Despite increasing efforts by major energy consumers to replace coal with cleaner fuels, volatile prices for other commodities like liquefied natural gas (LNG) have helped keep coal competitive for leading suppliers.

In the latest case of high gas prices creating a boon for coal suppliers, Glencore plc reported Tuesday that 2021 brought overwhelming results for its coal business despite a slight slip in volumes.

Global demand for thermal coal sent prices for the commodity soaring toward the end of the year. The company saw preliminary coal earnings at $900 million in the first six months of the year, but took in $4.3 billion in the last six months thanks to the spike. Prices for Newcastle thermal coal were up by an average of 125% year/year in 2021.

Along with supply constraints and drawbacks in commodity markets, executives at Glencore chiefly credited coal’s gain on soaring prices for competing fuels like liquefied natural gas LNG.

The International Energy Agency (IEA) reported in January that worldwide demand for electricity rose 6% year/year in 2021, but higher gas prices prompted consumers to switch to cheaper fuels, pushing up coal-fired power generation by 9%. Comparatively, natural gas-fired generation only grew by 2% last year.

China, which has been the world’s largest consumer of coal for over a decade, saw its demand for energy grow by 10% last year, making up about half of the worldwide growth in electricity needs, according to the IEA. Spikes in demand eventually led to power rationing in October and emergency spot purchases of coal and LNG that further inflated prices.

The nation also reached record levels of coal output last year, according to IEA, as the Chinese government encouraged mining companies to increase production.

Glencore, one of the world’s largest commodity traders, has increasingly diversified its energy portfolio with additional agreements for LNG with U.S. suppliers signed in 2021, but more forecasts for tight LNG production growth in the coming years and additional energy demand aren’t making coal any less competitive.

CEO Gary Nagle said similar market dynamics led by demand in Asia could keep demand for coal at healthy levels.

“Let’s see what happens after the Olympics, but generally across Asia, you are seeing significant demand for power as economies recover from the Covid impacts and with that, the competing fuel is LNG, which is also pricing at significant premiums to the equivalent of coal,” Nagle said. “So, the demand for coal remains strong.”

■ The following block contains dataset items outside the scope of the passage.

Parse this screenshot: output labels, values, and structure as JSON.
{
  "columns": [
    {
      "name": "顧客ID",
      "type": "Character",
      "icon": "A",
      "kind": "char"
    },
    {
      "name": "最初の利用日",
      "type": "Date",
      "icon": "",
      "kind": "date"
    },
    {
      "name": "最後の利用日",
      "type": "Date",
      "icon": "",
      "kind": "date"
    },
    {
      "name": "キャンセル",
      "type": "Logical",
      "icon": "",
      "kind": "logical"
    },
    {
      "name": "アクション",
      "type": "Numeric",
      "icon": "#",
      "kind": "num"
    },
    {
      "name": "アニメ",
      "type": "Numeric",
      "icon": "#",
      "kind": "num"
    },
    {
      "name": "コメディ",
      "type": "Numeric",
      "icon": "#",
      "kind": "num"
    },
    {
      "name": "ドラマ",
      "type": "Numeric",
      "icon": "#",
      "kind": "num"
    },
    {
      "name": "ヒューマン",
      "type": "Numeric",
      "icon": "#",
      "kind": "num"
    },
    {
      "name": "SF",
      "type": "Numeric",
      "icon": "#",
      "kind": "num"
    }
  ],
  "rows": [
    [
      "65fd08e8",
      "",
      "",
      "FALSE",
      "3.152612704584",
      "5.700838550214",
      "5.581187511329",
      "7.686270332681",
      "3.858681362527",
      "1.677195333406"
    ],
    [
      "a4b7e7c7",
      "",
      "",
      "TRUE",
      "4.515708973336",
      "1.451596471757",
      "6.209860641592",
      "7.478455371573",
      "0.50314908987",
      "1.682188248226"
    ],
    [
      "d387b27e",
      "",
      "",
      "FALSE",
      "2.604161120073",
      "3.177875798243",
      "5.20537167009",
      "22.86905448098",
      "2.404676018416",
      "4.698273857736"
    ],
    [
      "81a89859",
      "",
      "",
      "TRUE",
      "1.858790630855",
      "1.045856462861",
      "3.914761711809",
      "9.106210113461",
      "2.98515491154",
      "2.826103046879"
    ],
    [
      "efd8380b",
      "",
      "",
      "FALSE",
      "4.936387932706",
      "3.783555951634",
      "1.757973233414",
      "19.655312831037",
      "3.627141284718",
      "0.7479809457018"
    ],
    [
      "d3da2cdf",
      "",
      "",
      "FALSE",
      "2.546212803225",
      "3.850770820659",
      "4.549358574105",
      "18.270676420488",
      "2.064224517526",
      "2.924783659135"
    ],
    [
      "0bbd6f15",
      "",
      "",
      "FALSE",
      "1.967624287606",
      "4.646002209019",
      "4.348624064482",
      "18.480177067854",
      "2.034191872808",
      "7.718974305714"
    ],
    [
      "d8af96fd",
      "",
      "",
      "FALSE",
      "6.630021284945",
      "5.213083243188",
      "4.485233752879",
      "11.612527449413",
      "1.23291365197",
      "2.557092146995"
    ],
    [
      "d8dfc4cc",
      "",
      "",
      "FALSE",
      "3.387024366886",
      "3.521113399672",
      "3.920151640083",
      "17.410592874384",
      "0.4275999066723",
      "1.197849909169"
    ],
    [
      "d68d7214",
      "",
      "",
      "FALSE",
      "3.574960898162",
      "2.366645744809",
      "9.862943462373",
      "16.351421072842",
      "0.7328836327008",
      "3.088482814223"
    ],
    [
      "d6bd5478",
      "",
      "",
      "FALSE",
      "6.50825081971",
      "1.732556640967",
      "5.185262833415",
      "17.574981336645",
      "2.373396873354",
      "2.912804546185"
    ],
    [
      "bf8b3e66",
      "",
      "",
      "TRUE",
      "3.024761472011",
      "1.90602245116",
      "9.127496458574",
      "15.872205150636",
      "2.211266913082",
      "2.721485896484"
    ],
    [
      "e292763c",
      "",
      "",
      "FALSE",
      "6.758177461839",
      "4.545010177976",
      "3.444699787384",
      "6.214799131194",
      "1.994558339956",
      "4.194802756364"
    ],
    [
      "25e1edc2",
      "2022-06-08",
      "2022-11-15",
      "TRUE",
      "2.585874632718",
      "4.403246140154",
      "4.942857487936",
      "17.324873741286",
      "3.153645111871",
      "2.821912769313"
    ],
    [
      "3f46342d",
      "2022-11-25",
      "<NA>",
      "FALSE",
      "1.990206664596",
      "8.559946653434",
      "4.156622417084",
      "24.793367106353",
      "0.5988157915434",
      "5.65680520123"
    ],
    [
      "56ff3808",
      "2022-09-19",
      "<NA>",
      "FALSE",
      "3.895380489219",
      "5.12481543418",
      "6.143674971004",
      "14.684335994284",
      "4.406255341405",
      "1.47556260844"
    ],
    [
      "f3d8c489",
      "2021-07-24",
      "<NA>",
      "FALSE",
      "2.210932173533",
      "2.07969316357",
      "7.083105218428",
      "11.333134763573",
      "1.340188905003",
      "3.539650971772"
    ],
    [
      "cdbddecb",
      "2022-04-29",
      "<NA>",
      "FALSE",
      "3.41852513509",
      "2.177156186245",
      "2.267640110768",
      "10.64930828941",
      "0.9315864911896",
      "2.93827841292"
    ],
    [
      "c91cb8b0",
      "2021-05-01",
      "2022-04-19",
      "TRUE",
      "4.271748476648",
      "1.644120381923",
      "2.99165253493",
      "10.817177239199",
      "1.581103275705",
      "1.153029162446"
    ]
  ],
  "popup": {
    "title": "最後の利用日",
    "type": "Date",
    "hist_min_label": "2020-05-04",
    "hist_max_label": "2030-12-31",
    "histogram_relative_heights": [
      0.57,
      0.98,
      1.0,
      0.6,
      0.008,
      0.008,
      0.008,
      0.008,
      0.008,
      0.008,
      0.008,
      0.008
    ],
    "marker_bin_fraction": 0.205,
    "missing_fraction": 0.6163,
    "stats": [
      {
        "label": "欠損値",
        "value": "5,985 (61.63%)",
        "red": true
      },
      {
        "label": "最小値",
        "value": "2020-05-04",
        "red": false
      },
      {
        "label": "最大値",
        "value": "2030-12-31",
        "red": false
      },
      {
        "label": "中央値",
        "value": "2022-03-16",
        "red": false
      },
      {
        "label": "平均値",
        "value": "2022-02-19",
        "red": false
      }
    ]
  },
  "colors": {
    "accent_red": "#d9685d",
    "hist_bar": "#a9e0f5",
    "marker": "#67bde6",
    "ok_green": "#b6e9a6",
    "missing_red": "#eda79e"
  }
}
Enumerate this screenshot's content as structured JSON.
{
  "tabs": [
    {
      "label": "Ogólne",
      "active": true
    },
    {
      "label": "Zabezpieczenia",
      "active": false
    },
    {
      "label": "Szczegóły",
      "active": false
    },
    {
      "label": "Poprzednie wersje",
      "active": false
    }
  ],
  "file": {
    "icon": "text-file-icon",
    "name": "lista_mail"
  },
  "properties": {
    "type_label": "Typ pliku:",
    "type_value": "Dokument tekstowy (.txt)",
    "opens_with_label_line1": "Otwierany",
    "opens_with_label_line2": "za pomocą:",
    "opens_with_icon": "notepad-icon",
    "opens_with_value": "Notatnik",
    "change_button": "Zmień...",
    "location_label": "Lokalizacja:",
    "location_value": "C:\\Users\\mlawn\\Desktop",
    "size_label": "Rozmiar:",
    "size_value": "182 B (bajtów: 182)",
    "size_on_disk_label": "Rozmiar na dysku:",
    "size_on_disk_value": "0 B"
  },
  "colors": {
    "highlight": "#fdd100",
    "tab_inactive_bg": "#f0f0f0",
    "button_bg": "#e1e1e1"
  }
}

Major Asian coal-consumers like China, India and Japan have outlined goals to decrease coal consumption over the next several years to cut greenhouse gas (GHG) emissions, but increasing energy demand kept plans for more coal-fired plants in motion. China, India, Indonesia, Japan and Vietnam were in the midst of constructing more than 600 new coal units in 2021, according to the U.S. nonprofit Carbon Tracker Initiative.

But, if and when countries reduce coal consumption, it almost certainly means further reliance on LNG. In 2020, Shell plc Executive Vice President Steve Hill said the company estimated a 15% displacement of Asia’s coal capacity would create a 50% increase in gas-fired power generation by 2030.

The U.S. Energy Information Administration (EIA) reported in December that China had taken the title of largest importer of LNG from Japan, which had held the position for decades. China’s LNG imports averaged 10.3 Bcf/d between January and October – a 24% increase over the same period last year.

Natural gas prices are expected to stabilize and possibly decline into 2023, but LNG export prices will likely remain volatile in the near-term. Prices in Asia and Europe hit record highs of roughly $60/MMBtu last year as the global gas market tightened. More recently, prices in both regions have been following each other up and down as traders fret over potential supply disruptions related to geopolitical tensions between Russia and Ukraine.

Despite current market conditions that are making coal more profitable, Glencore is still focused on ramping down that side of the business.
Company executives said it isn’t making any changes to its strategy to gradually decrease its investments in the fuel source. Within the next three years, Nagle said the company expects to close three different mines as it aims to meet climate goals and the expectations of investors.

“We are putting our money where our mouth is, which is saying, yes, we will run down this business,” Nagle said. “We are not keeping those mines open because prices are good. We are shutting them down and we’ll continue to do that.”